A Wonderful Outpouring of Romantic Song from Werner Güra and Christoph Berner

United KingdomUnited Kingdom Robert Schumann, Clara Schumann and Brahms: Werner Güra (tenor); Christoph Berner (piano). Wigmore Hall, London, 25.4.2016. (CC)

R. Schumann, Lieder, Op. 127; Kerner-Lieder, Op. 35

Brahms, Deutsche Volkslieder: Es reit ein Herr und auch sein Knecht; Schwesterlein; Es steht ein Lind; Jungfräulein, sol lich mit euch gehn; Da unten im Tale

C. Schumann Sie liebten sich beide, Op. 13/2. Warum willst du ad’re fragen, Op. 12/3; Geheimes Flüstern, Op. 23/3. Er ist gekommen, Op. 12/2

This recital offered a wonderful outpouring of Romantic song from Werner Güra and his young accompanist, Christoph Berner. In January 2002, my colleague Melanie Eskenazi was less than enthusiastic about this particular singer/pianist combination, and on this occasion despite Güra’s good name, the hall was far from full. That was a shame in some ways, as the programming was fascinating, and there was much of beauty to be enjoyed.

As Richard Wigmore put it in his booklet notes, the first three songs are “discards” from his year of song, 1840, and the first of these, Sängers Trost, was originally scheduled to be part of the Kerner-Lieder. It’s a reflective song tinged with sadness; Güra’s voice was perfect and lovely for the song. There was the distinct impression that singer was better than pianist, however, as Berner’s contribution bordered on the literal. Best of the first set of five songs, Schumann’s Op. 127, was the fourth, Mein altes Ross, piano chords assertive and perfectly together, and Güra mightily focused. The final song, the short Schlußlied des Narren -August Wilhelm von Schlegel’s translation of Shakespeare (“When that I was and a little tiny boy”) – is remarkably jaunty and, here, beautifully rhythmic.

The darker, more autumnal hues of Brahms complement Schumann perfectly. Here, a selection of Deutsche Volkslieder, WoO33 offered a most alluring side of Brahms’ output: occasionally phantasmagoric, sometimes beautifully flowing (Schwesterlein), sometimes shot through with sadness (Es steht ein Lind), always somehow bitter-sweet. It was great to see some Clara Schumann songs here, too, and to hear them just before the interval, so they resonated in our ears over the break.
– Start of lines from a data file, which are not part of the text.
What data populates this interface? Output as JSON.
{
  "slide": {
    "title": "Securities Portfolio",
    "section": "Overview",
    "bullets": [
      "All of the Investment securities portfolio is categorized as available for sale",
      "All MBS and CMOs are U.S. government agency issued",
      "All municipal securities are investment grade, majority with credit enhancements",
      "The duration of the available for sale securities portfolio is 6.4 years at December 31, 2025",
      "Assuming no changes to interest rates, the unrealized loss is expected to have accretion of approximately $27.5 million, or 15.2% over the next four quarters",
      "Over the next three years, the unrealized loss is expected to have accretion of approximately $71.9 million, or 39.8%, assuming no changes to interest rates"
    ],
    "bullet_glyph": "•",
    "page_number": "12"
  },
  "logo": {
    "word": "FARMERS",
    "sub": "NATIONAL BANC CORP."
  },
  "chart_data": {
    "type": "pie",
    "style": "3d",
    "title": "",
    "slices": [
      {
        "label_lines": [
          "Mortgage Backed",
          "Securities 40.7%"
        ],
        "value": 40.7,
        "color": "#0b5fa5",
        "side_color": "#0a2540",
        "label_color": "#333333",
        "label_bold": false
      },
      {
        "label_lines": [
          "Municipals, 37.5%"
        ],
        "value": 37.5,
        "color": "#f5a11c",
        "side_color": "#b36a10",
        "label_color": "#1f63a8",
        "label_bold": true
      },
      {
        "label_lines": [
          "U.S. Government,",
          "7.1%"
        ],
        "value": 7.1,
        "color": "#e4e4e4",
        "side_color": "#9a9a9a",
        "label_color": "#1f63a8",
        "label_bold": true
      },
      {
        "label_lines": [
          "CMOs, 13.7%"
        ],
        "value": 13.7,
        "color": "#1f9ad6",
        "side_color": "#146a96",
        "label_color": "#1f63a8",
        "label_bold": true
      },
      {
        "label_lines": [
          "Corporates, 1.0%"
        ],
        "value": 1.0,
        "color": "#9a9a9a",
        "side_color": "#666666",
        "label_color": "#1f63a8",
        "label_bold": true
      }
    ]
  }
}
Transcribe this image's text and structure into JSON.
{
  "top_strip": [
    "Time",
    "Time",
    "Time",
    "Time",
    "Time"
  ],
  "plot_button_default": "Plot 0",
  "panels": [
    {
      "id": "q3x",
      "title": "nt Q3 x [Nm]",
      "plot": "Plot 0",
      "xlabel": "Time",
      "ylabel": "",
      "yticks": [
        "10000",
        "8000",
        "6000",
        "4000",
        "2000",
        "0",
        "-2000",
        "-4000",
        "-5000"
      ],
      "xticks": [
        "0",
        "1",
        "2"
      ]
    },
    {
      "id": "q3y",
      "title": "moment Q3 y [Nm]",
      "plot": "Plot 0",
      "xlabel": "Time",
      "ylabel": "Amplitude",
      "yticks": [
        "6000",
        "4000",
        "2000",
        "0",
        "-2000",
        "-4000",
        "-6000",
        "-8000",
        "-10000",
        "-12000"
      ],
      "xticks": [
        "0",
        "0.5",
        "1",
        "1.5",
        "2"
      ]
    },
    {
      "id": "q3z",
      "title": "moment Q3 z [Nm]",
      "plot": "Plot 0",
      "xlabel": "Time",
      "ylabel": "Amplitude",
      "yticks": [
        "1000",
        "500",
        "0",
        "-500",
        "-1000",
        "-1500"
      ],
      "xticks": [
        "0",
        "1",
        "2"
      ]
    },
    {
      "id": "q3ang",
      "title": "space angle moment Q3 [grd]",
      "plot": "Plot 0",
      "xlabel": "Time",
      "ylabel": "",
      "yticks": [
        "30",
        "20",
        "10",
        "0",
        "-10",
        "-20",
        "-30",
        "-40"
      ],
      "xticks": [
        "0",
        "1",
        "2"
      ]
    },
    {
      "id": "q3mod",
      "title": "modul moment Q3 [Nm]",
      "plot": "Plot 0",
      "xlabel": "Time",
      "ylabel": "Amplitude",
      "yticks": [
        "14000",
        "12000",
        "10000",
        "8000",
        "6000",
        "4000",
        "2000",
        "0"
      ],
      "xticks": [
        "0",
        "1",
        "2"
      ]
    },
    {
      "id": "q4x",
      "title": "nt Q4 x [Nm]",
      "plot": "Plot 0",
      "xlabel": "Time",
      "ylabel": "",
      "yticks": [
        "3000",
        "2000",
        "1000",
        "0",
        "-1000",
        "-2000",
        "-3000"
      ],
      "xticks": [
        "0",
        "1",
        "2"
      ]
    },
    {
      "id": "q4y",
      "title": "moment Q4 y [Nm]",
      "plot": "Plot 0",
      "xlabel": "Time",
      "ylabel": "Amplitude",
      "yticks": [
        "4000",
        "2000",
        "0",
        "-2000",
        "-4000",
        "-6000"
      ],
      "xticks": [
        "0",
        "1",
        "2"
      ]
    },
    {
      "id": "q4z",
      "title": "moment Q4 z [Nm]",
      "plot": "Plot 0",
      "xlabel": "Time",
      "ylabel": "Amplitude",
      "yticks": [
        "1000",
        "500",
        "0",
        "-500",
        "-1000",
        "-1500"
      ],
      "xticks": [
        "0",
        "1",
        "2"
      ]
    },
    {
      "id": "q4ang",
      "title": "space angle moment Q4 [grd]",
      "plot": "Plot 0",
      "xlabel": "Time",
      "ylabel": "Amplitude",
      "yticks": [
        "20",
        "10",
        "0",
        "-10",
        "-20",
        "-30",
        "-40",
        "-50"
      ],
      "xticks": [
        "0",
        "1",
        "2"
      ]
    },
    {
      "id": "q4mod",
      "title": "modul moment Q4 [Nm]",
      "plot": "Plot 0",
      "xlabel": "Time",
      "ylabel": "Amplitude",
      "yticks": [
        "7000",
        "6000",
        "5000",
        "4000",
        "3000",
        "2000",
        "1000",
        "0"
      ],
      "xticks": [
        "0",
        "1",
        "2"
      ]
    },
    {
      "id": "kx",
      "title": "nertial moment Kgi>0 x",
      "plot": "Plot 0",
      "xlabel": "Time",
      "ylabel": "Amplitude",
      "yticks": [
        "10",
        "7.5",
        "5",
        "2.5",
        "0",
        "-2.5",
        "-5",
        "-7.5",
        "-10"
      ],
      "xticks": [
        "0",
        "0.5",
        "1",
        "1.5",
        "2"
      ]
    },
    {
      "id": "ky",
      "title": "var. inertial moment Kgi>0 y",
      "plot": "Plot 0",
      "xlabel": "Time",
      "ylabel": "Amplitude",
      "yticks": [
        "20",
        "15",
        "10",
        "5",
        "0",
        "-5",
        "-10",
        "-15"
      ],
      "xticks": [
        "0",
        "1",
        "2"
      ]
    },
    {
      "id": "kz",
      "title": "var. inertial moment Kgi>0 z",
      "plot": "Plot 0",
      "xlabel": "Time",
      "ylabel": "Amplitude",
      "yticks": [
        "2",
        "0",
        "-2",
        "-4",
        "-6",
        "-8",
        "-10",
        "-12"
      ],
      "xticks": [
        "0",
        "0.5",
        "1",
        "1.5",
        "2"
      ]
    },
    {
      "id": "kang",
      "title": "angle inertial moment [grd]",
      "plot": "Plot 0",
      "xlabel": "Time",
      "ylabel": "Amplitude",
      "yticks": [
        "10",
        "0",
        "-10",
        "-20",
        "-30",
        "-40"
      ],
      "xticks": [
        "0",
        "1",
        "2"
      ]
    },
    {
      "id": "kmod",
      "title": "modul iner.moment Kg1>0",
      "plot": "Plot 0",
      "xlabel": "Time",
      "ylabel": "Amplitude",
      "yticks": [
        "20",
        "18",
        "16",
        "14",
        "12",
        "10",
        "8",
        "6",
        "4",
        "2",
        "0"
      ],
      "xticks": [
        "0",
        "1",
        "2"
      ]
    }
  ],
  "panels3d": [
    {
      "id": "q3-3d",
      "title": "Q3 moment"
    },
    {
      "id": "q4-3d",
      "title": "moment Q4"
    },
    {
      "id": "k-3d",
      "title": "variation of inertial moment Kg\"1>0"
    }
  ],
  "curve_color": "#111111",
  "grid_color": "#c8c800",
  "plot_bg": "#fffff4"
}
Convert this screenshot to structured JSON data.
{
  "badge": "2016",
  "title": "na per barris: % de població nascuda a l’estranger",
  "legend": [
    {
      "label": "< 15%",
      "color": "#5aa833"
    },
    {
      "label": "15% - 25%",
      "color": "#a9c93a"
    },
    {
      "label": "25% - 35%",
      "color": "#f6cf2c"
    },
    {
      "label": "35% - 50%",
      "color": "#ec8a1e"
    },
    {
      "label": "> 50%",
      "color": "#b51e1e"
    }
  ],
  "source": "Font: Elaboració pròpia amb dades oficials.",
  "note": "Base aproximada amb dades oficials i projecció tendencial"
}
Sie liebten mich beide is a famous song, while the meltingly lyrical Warum willst du and’re fragen holds much beauty, especially with Güra’s combination of sweet tone and pure phrasing. Both pianist and singer found the intimate heart of Geheimes Flüstern, even if Berner over-projected the final phrase. The stormy, tricky Er ist gekommen, a superb song, with its bittersweet final verse, was the best of the set from a performance perspective, caught on the wing.

Schumann’s Kerner-Lieder is a terrific set (the title refers to the poet), and the Wigmore Hall Live CD series holds a gem of a performance by Roderick Williams (review). Güra gave a mixed account: the opening song, ‘Lust der Sturmnacht’ could have been stormier. Güra and Berner’s script was clearly to crescendo to the song’s climax, but the result was an under-honoured opening. The second song, ‘Stirb, Lieb’ und Frud!’ is low for a tenor, and Güra triumphed; the ensuing ‘Wanderlied’ continued the good work with a carefree gait. It was nice to hear the enigma of ‘Erstes Grün’ acknowledged fully, too, and the warm longing of ‘Sehnsucht nach der Waldgegend’, with Güra exhibiting great legato towards the song’s close. It was the sense of calm towards the end, in ‘Stille Tränen’, that lingered beautifully in the memory, as did the delicious dissonance of ‘Wer macht dich so krank?’ and the stillness of the final ‘Alte Laute’, its success due in no short measure to Güra’s phenomenal breath control.

There was one encore, and, rightly, it was a song by Clara Schumann: her Ich stand in dunkel Träumen, Op. 13/1: slow, lyrical and utterly delicious.